The sandy shores that characterize the Mid-Atlantic coast are not particularly amenable to growth of seaweeds (marine algae) that flourish in rocky habitats to the north and coral reef environments to the south. However, the extensive system of bays, barrier islands and shallow coastal lagoons have been an important historical habitat for both fresh and saltwater vascular plants, collectively known as submerged aquatic vegetation (SAV). 

Despite their historic importance as shallow-water ecosystem engineers, or organisms that create or significantly modify a habitat, SAV populations in the Mid-Atlantic have been affected by slowly deteriorating water quality associated with human activity, combined with a disease outbreak in the 1930s that devastated eelgrass populations throughout the North Atlantic, and a series of hurricanes. In the Chesapeake Bay, SAV currently occupy less than 10% of their original habitat. Efforts to control nutrient and sediment loading from the land have led to improved water quality conditions in many areas and some SAV populations have recovered. Some areas have also been successfully restored such as on the Seaside of Virginia’s Eastern Shore where restoration efforts have resulted in the creation of over 7,000 acres of eelgrass and the re-introduction of bay scallops. However, there is concern for the future as CO2 induced climate warming may be particularly stressful for heat-intolerant species such as eelgrass.

(Photo: Maryland Department of Natural Resources)

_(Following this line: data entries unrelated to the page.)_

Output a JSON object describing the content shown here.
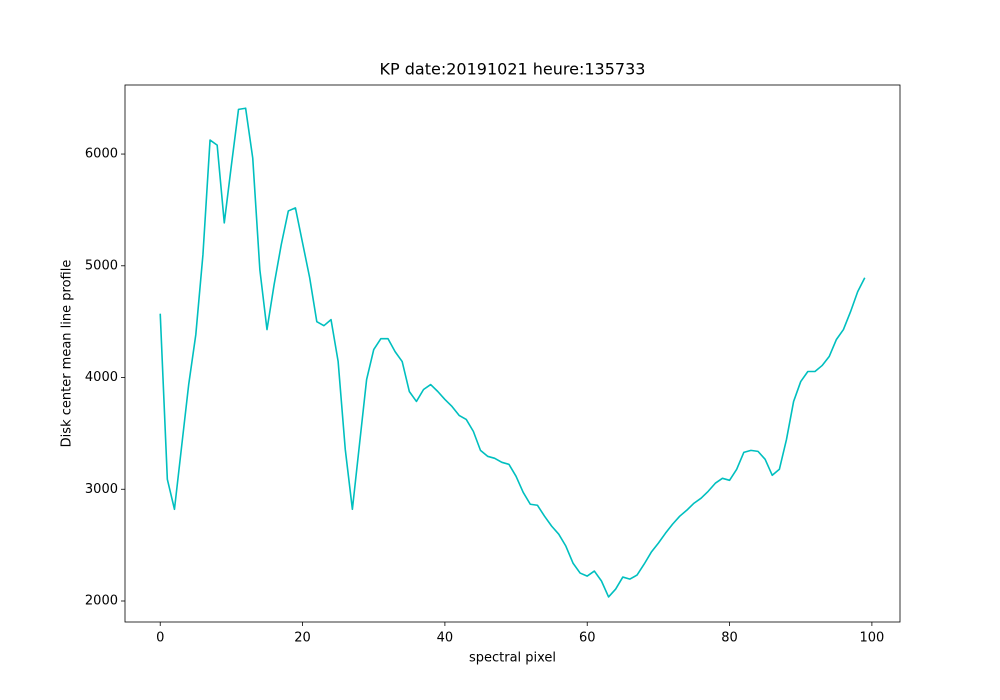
{
  "chart_data": {
    "type": "line",
    "title": "KP date:20191021 heure:135733",
    "x_label": "spectral pixel",
    "y_label": "Disk center mean line profile",
    "color": "#00bfbf",
    "x": [
      0,
      1,
      2,
      3,
      4,
      5,
      6,
      7,
      8,
      9,
      10,
      11,
      12,
      13,
      14,
      15,
      16,
      17,
      18,
      19,
      20,
      21,
      22,
      23,
      24,
      25,
      26,
      27,
      28,
      29,
      30,
      31,
      32,
      33,
      34,
      35,
      36,
      37,
      38,
      39,
      40,
      41,
      42,
      43,
      44,
      45,
      46,
      47,
      48,
      49,
      50,
      51,
      52,
      53,
      54,
      55,
      56,
      57,
      58,
      59,
      60,
      61,
      62,
      63,
      64,
      65,
      66,
      67,
      68,
      69,
      70,
      71,
      72,
      73,
      74,
      75,
      76,
      77,
      78,
      79,
      80,
      81,
      82,
      83,
      84,
      85,
      86,
      87,
      88,
      89,
      90,
      91,
      92,
      93,
      94,
      95,
      96,
      97,
      98,
      99
    ],
    "values": [
      4571,
      3089,
      2821,
      3380,
      3937,
      4384,
      5098,
      6125,
      6080,
      5384,
      5900,
      6400,
      6410,
      5964,
      4964,
      4429,
      4830,
      5187,
      5491,
      5518,
      5205,
      4893,
      4500,
      4464,
      4518,
      4143,
      3357,
      2821,
      3402,
      3982,
      4250,
      4348,
      4348,
      4232,
      4143,
      3875,
      3786,
      3893,
      3937,
      3875,
      3804,
      3741,
      3661,
      3625,
      3518,
      3348,
      3295,
      3277,
      3241,
      3223,
      3116,
      2973,
      2866,
      2857,
      2759,
      2670,
      2598,
      2491,
      2339,
      2250,
      2223,
      2268,
      2179,
      2036,
      2107,
      2214,
      2196,
      2232,
      2330,
      2437,
      2518,
      2607,
      2688,
      2759,
      2813,
      2875,
      2920,
      2982,
      3054,
      3098,
      3080,
      3179,
      3330,
      3348,
      3339,
      3268,
      3125,
      3179,
      3446,
      3786,
      3964,
      4054,
      4054,
      4107,
      4188,
      4339,
      4429,
      4589,
      4768,
      4893
    ],
    "xlim": [
      -4.95,
      103.95
    ],
    "ylim": [
      1812,
      6618
    ],
    "xticks": [
      0,
      20,
      40,
      60,
      80,
      100
    ],
    "yticks": [
      2000,
      3000,
      4000,
      5000,
      6000
    ],
    "grid": false
  }
}
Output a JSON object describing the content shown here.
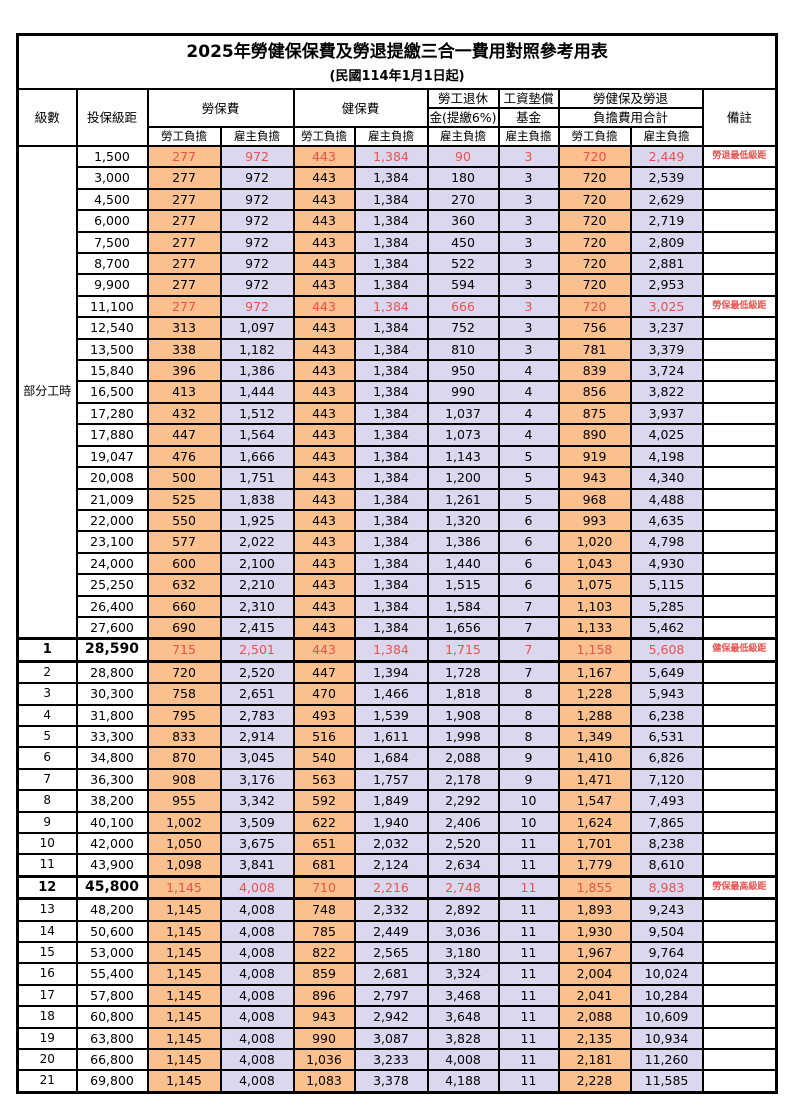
{
  "title": "2025年勞健保保費及勞退提繳三合一費用對照參考用表",
  "subtitle": "(民國114年1月1日起)",
  "header": {
    "level": "級數",
    "bracket": "投保級距",
    "labor_fee": "勞保費",
    "health_fee": "健保費",
    "pension_line1": "勞工退休",
    "pension_line2": "金(提繳6%)",
    "wage_fund_line1": "工資墊償",
    "wage_fund_line2": "基金",
    "total_line1": "勞健保及勞退",
    "total_line2": "負擔費用合計",
    "note": "備註",
    "employee": "勞工負擔",
    "employer": "雇主負擔"
  },
  "part_time_label": "部分工時",
  "part_time_rowspan": 23,
  "colors": {
    "employee_bg": "#FAC08D",
    "employer_bg": "#DBD7EF",
    "highlight_text": "#E8524E",
    "grid": "#000000"
  },
  "rows": [
    {
      "level": "",
      "bracket": "1,500",
      "v": [
        "277",
        "972",
        "443",
        "1,384",
        "90",
        "3",
        "720",
        "2,449"
      ],
      "note": "勞退最低級距",
      "red": true,
      "em": false
    },
    {
      "level": "",
      "bracket": "3,000",
      "v": [
        "277",
        "972",
        "443",
        "1,384",
        "180",
        "3",
        "720",
        "2,539"
      ],
      "note": "",
      "red": false,
      "em": false
    },
    {
      "level": "",
      "bracket": "4,500",
      "v": [
        "277",
        "972",
        "443",
        "1,384",
        "270",
        "3",
        "720",
        "2,629"
      ],
      "note": "",
      "red": false,
      "em": false
    },
    {
      "level": "",
      "bracket": "6,000",
      "v": [
        "277",
        "972",
        "443",
        "1,384",
        "360",
        "3",
        "720",
        "2,719"
      ],
      "note": "",
      "red": false,
      "em": false
    },
    {
      "level": "",
      "bracket": "7,500",
      "v": [
        "277",
        "972",
        "443",
        "1,384",
        "450",
        "3",
        "720",
        "2,809"
      ],
      "note": "",
      "red": false,
      "em": false
    },
    {
      "level": "",
      "bracket": "8,700",
      "v": [
        "277",
        "972",
        "443",
        "1,384",
        "522",
        "3",
        "720",
        "2,881"
      ],
      "note": "",
      "red": false,
      "em": false
    },
    {
      "level": "",
      "bracket": "9,900",
      "v": [
        "277",
        "972",
        "443",
        "1,384",
        "594",
        "3",
        "720",
        "2,953"
      ],
      "note": "",
      "red": false,
      "em": false
    },
    {
      "level": "",
      "bracket": "11,100",
      "v": [
        "277",
        "972",
        "443",
        "1,384",
        "666",
        "3",
        "720",
        "3,025"
      ],
      "note": "勞保最低級距",
      "red": true,
      "em": false
    },
    {
      "level": "",
      "bracket": "12,540",
      "v": [
        "313",
        "1,097",
        "443",
        "1,384",
        "752",
        "3",
        "756",
        "3,237"
      ],
      "note": "",
      "red": false,
      "em": false
    },
    {
      "level": "",
      "bracket": "13,500",
      "v": [
        "338",
        "1,182",
        "443",
        "1,384",
        "810",
        "3",
        "781",
        "3,379"
      ],
      "note": "",
      "red": false,
      "em": false
    },
    {
      "level": "",
      "bracket": "15,840",
      "v": [
        "396",
        "1,386",
        "443",
        "1,384",
        "950",
        "4",
        "839",
        "3,724"
      ],
      "note": "",
      "red": false,
      "em": false
    },
    {
      "level": "",
      "bracket": "16,500",
      "v": [
        "413",
        "1,444",
        "443",
        "1,384",
        "990",
        "4",
        "856",
        "3,822"
      ],
      "note": "",
      "red": false,
      "em": false
    },
    {
      "level": "",
      "bracket": "17,280",
      "v": [
        "432",
        "1,512",
        "443",
        "1,384",
        "1,037",
        "4",
        "875",
        "3,937"
      ],
      "note": "",
      "red": false,
      "em": false
    },
    {
      "level": "",
      "bracket": "17,880",
      "v": [
        "447",
        "1,564",
        "443",
        "1,384",
        "1,073",
        "4",
        "890",
        "4,025"
      ],
      "note": "",
      "red": false,
      "em": false
    },
    {
      "level": "",
      "bracket": "19,047",
      "v": [
        "476",
        "1,666",
        "443",
        "1,384",
        "1,143",
        "5",
        "919",
        "4,198"
      ],
      "note": "",
      "red": false,
      "em": false
    },
    {
      "level": "",
      "bracket": "20,008",
      "v": [
        "500",
        "1,751",
        "443",
        "1,384",
        "1,200",
        "5",
        "943",
        "4,340"
      ],
      "note": "",
      "red": false,
      "em": false
    },
    {
      "level": "",
      "bracket": "21,009",
      "v": [
        "525",
        "1,838",
        "443",
        "1,384",
        "1,261",
        "5",
        "968",
        "4,488"
      ],
      "note": "",
      "red": false,
      "em": false
    },
    {
      "level": "",
      "bracket": "22,000",
      "v": [
        "550",
        "1,925",
        "443",
        "1,384",
        "1,320",
        "6",
        "993",
        "4,635"
      ],
      "note": "",
      "red": false,
      "em": false
    },
    {
      "level": "",
      "bracket": "23,100",
      "v": [
        "577",
        "2,022",
        "443",
        "1,384",
        "1,386",
        "6",
        "1,020",
        "4,798"
      ],
      "note": "",
      "red": false,
      "em": false
    },
    {
      "level": "",
      "bracket": "24,000",
      "v": [
        "600",
        "2,100",
        "443",
        "1,384",
        "1,440",
        "6",
        "1,043",
        "4,930"
      ],
      "note": "",
      "red": false,
      "em": false
    },
    {
      "level": "",
      "bracket": "25,250",
      "v": [
        "632",
        "2,210",
        "443",
        "1,384",
        "1,515",
        "6",
        "1,075",
        "5,115"
      ],
      "note": "",
      "red": false,
      "em": false
    },
    {
      "level": "",
      "bracket": "26,400",
      "v": [
        "660",
        "2,310",
        "443",
        "1,384",
        "1,584",
        "7",
        "1,103",
        "5,285"
      ],
      "note": "",
      "red": false,
      "em": false
    },
    {
      "level": "",
      "bracket": "27,600",
      "v": [
        "690",
        "2,415",
        "443",
        "1,384",
        "1,656",
        "7",
        "1,133",
        "5,462"
      ],
      "note": "",
      "red": false,
      "em": false
    },
    {
      "level": "1",
      "bracket": "28,590",
      "v": [
        "715",
        "2,501",
        "443",
        "1,384",
        "1,715",
        "7",
        "1,158",
        "5,608"
      ],
      "note": "健保最低級距",
      "red": true,
      "em": true
    },
    {
      "level": "2",
      "bracket": "28,800",
      "v": [
        "720",
        "2,520",
        "447",
        "1,394",
        "1,728",
        "7",
        "1,167",
        "5,649"
      ],
      "note": "",
      "red": false,
      "em": false
    },
    {
      "level": "3",
      "bracket": "30,300",
      "v": [
        "758",
        "2,651",
        "470",
        "1,466",
        "1,818",
        "8",
        "1,228",
        "5,943"
      ],
      "note": "",
      "red": false,
      "em": false
    },
    {
      "level": "4",
      "bracket": "31,800",
      "v": [
        "795",
        "2,783",
        "493",
        "1,539",
        "1,908",
        "8",
        "1,288",
        "6,238"
      ],
      "note": "",
      "red": false,
      "em": false
    },
    {
      "level": "5",
      "bracket": "33,300",
      "v": [
        "833",
        "2,914",
        "516",
        "1,611",
        "1,998",
        "8",
        "1,349",
        "6,531"
      ],
      "note": "",
      "red": false,
      "em": false
    },
    {
      "level": "6",
      "bracket": "34,800",
      "v": [
        "870",
        "3,045",
        "540",
        "1,684",
        "2,088",
        "9",
        "1,410",
        "6,826"
      ],
      "note": "",
      "red": false,
      "em": false
    },
    {
      "level": "7",
      "bracket": "36,300",
      "v": [
        "908",
        "3,176",
        "563",
        "1,757",
        "2,178",
        "9",
        "1,471",
        "7,120"
      ],
      "note": "",
      "red": false,
      "em": false
    },
    {
      "level": "8",
      "bracket": "38,200",
      "v": [
        "955",
        "3,342",
        "592",
        "1,849",
        "2,292",
        "10",
        "1,547",
        "7,493"
      ],
      "note": "",
      "red": false,
      "em": false
    },
    {
      "level": "9",
      "bracket": "40,100",
      "v": [
        "1,002",
        "3,509",
        "622",
        "1,940",
        "2,406",
        "10",
        "1,624",
        "7,865"
      ],
      "note": "",
      "red": false,
      "em": false
    },
    {
      "level": "10",
      "bracket": "42,000",
      "v": [
        "1,050",
        "3,675",
        "651",
        "2,032",
        "2,520",
        "11",
        "1,701",
        "8,238"
      ],
      "note": "",
      "red": false,
      "em": false
    },
    {
      "level": "11",
      "bracket": "43,900",
      "v": [
        "1,098",
        "3,841",
        "681",
        "2,124",
        "2,634",
        "11",
        "1,779",
        "8,610"
      ],
      "note": "",
      "red": false,
      "em": false
    },
    {
      "level": "12",
      "bracket": "45,800",
      "v": [
        "1,145",
        "4,008",
        "710",
        "2,216",
        "2,748",
        "11",
        "1,855",
        "8,983"
      ],
      "note": "勞保最高級距",
      "red": true,
      "em": true
    },
    {
      "level": "13",
      "bracket": "48,200",
      "v": [
        "1,145",
        "4,008",
        "748",
        "2,332",
        "2,892",
        "11",
        "1,893",
        "9,243"
      ],
      "note": "",
      "red": false,
      "em": false
    },
    {
      "level": "14",
      "bracket": "50,600",
      "v": [
        "1,145",
        "4,008",
        "785",
        "2,449",
        "3,036",
        "11",
        "1,930",
        "9,504"
      ],
      "note": "",
      "red": false,
      "em": false
    },
    {
      "level": "15",
      "bracket": "53,000",
      "v": [
        "1,145",
        "4,008",
        "822",
        "2,565",
        "3,180",
        "11",
        "1,967",
        "9,764"
      ],
      "note": "",
      "red": false,
      "em": false
    },
    {
      "level": "16",
      "bracket": "55,400",
      "v": [
        "1,145",
        "4,008",
        "859",
        "2,681",
        "3,324",
        "11",
        "2,004",
        "10,024"
      ],
      "note": "",
      "red": false,
      "em": false
    },
    {
      "level": "17",
      "bracket": "57,800",
      "v": [
        "1,145",
        "4,008",
        "896",
        "2,797",
        "3,468",
        "11",
        "2,041",
        "10,284"
      ],
      "note": "",
      "red": false,
      "em": false
    },
    {
      "level": "18",
      "bracket": "60,800",
      "v": [
        "1,145",
        "4,008",
        "943",
        "2,942",
        "3,648",
        "11",
        "2,088",
        "10,609"
      ],
      "note": "",
      "red": false,
      "em": false
    },
    {
      "level": "19",
      "bracket": "63,800",
      "v": [
        "1,145",
        "4,008",
        "990",
        "3,087",
        "3,828",
        "11",
        "2,135",
        "10,934"
      ],
      "note": "",
      "red": false,
      "em": false
    },
    {
      "level": "20",
      "bracket": "66,800",
      "v": [
        "1,145",
        "4,008",
        "1,036",
        "3,233",
        "4,008",
        "11",
        "2,181",
        "11,260"
      ],
      "note": "",
      "red": false,
      "em": false
    },
    {
      "level": "21",
      "bracket": "69,800",
      "v": [
        "1,145",
        "4,008",
        "1,083",
        "3,378",
        "4,188",
        "11",
        "2,228",
        "11,585"
      ],
      "note": "",
      "red": false,
      "em": false
    }
  ]
}
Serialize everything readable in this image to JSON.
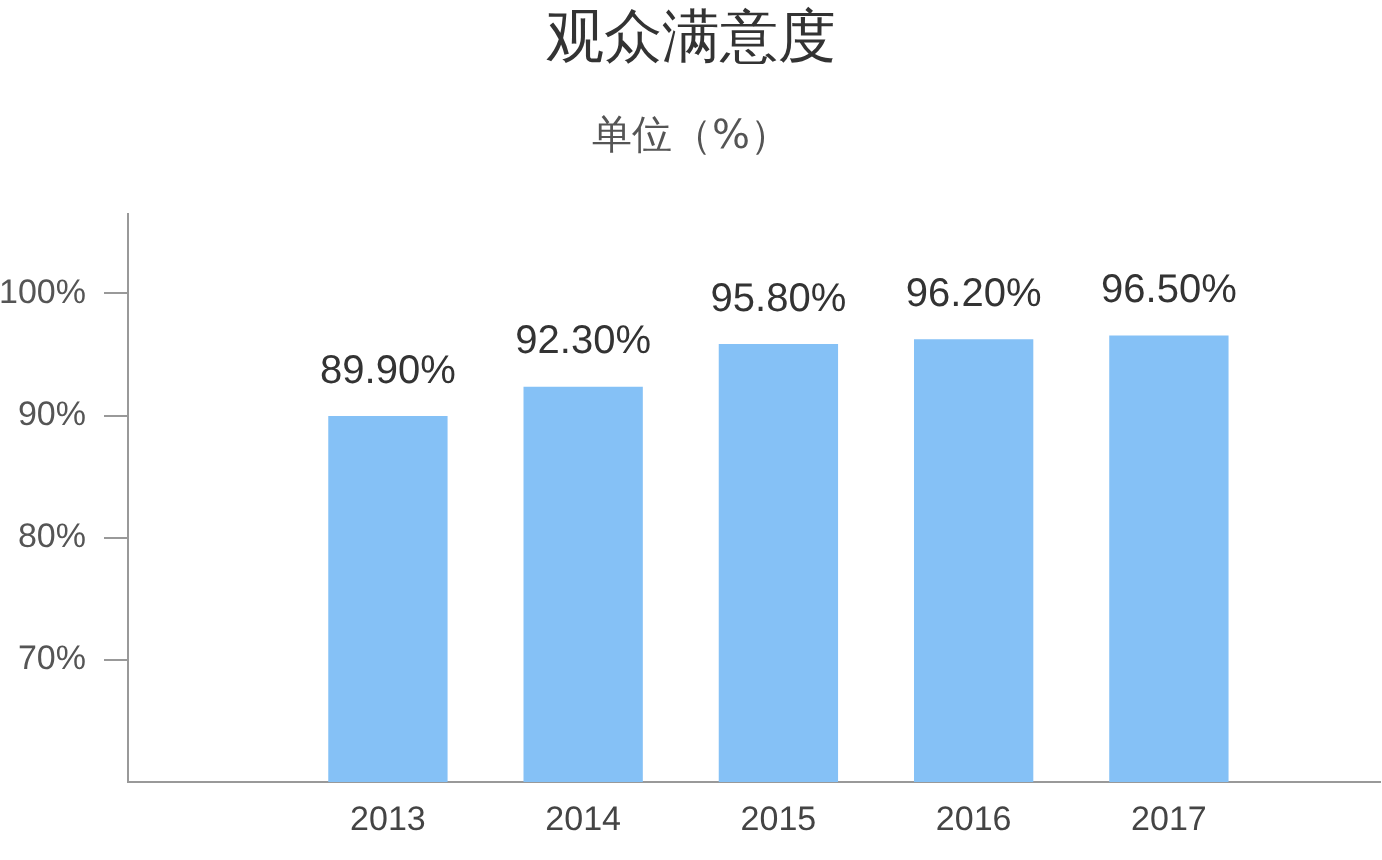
{
  "chart_data": {
    "type": "bar",
    "title": "观众满意度",
    "subtitle": "单位（%）",
    "categories": [
      "2013",
      "2014",
      "2015",
      "2016",
      "2017"
    ],
    "values": [
      89.9,
      92.3,
      95.8,
      96.2,
      96.5
    ],
    "value_labels": [
      "89.90%",
      "92.30%",
      "95.80%",
      "96.20%",
      "96.50%"
    ],
    "color": "#85c1f6",
    "ylim": [
      60,
      106.5
    ],
    "yticks": [
      {
        "value": 70,
        "label": "70%"
      },
      {
        "value": 80,
        "label": "80%"
      },
      {
        "value": 90,
        "label": "90%"
      },
      {
        "value": 100,
        "label": "100%"
      }
    ]
  }
}
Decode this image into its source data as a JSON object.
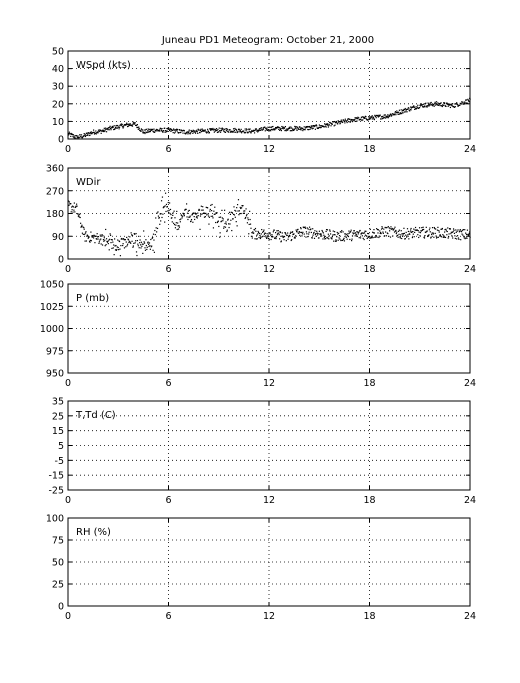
{
  "title": "Juneau PD1 Meteogram:    October 21, 2000",
  "chart_data": [
    {
      "type": "scatter",
      "label": "WSpd (kts)",
      "ylim": [
        0,
        50
      ],
      "yticks": [
        "0",
        "10",
        "20",
        "30",
        "40",
        "50"
      ],
      "xlim": [
        0,
        24
      ],
      "xticks": [
        "0",
        "6",
        "12",
        "18",
        "24"
      ],
      "grid": true,
      "trend": [
        [
          0,
          3
        ],
        [
          0.5,
          1
        ],
        [
          1,
          2
        ],
        [
          1.5,
          4
        ],
        [
          2,
          4.5
        ],
        [
          2.5,
          6
        ],
        [
          3,
          7
        ],
        [
          3.5,
          8
        ],
        [
          4,
          8.5
        ],
        [
          4.5,
          4
        ],
        [
          5,
          5
        ],
        [
          6,
          5
        ],
        [
          7,
          4
        ],
        [
          8,
          4.5
        ],
        [
          9,
          5
        ],
        [
          10,
          5
        ],
        [
          11,
          4.5
        ],
        [
          12,
          6
        ],
        [
          13,
          6
        ],
        [
          14,
          6
        ],
        [
          15,
          7
        ],
        [
          16,
          9
        ],
        [
          17,
          11
        ],
        [
          18,
          12
        ],
        [
          19,
          13
        ],
        [
          20,
          16
        ],
        [
          21,
          19
        ],
        [
          22,
          20
        ],
        [
          23,
          19
        ],
        [
          24,
          22
        ]
      ]
    },
    {
      "type": "scatter",
      "label": "WDir",
      "ylim": [
        0,
        360
      ],
      "yticks": [
        "0",
        "90",
        "180",
        "270",
        "360"
      ],
      "xlim": [
        0,
        24
      ],
      "xticks": [
        "0",
        "6",
        "12",
        "18",
        "24"
      ],
      "grid": true,
      "trend": [
        [
          0,
          210
        ],
        [
          0.5,
          200
        ],
        [
          1,
          90
        ],
        [
          1.5,
          85
        ],
        [
          2,
          80
        ],
        [
          2.5,
          60
        ],
        [
          3,
          55
        ],
        [
          3.5,
          70
        ],
        [
          4,
          85
        ],
        [
          4.5,
          55
        ],
        [
          5,
          60
        ],
        [
          5.5,
          180
        ],
        [
          6,
          200
        ],
        [
          6.5,
          130
        ],
        [
          7,
          185
        ],
        [
          7.5,
          160
        ],
        [
          8,
          190
        ],
        [
          8.5,
          180
        ],
        [
          9,
          150
        ],
        [
          9.5,
          130
        ],
        [
          10,
          200
        ],
        [
          10.5,
          190
        ],
        [
          11,
          100
        ],
        [
          12,
          100
        ],
        [
          13,
          85
        ],
        [
          14,
          110
        ],
        [
          15,
          100
        ],
        [
          16,
          90
        ],
        [
          17,
          95
        ],
        [
          18,
          100
        ],
        [
          19,
          110
        ],
        [
          20,
          100
        ],
        [
          21,
          105
        ],
        [
          22,
          105
        ],
        [
          23,
          100
        ],
        [
          24,
          95
        ]
      ]
    },
    {
      "type": "scatter",
      "label": "P (mb)",
      "ylim": [
        950,
        1050
      ],
      "yticks": [
        "950",
        "975",
        "1000",
        "1025",
        "1050"
      ],
      "xlim": [
        0,
        24
      ],
      "xticks": [
        "0",
        "6",
        "12",
        "18",
        "24"
      ],
      "grid": true
    },
    {
      "type": "scatter",
      "label": "T,Td (C)",
      "ylim": [
        -25,
        35
      ],
      "yticks": [
        "-25",
        "-15",
        "-5",
        "5",
        "15",
        "25",
        "35"
      ],
      "xlim": [
        0,
        24
      ],
      "xticks": [
        "0",
        "6",
        "12",
        "18",
        "24"
      ],
      "grid": true
    },
    {
      "type": "scatter",
      "label": "RH (%)",
      "ylim": [
        0,
        100
      ],
      "yticks": [
        "0",
        "25",
        "50",
        "75",
        "100"
      ],
      "xlim": [
        0,
        24
      ],
      "xticks": [
        "0",
        "6",
        "12",
        "18",
        "24"
      ],
      "grid": true
    }
  ]
}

Partial pressure carbon dioxide (pCO2) elevation has produced mixed effects on photosynthesis and growth of marine algae that frequently possess efficient mechanisms for exploiting bicarbonate (HCO3-) to support photosynthesis. In contrast, the photosynthesis of most SAV species, including wild celery, widgeon grass and eelgrass is limited by present day pCO2. Consequently, the negative effects of climate warming induced by elevated CO2 may be at least partially offset in these species by increased photosynthetic rates in an acidified coastal environment, as demonstrated by recent theoretical and experimental efforts.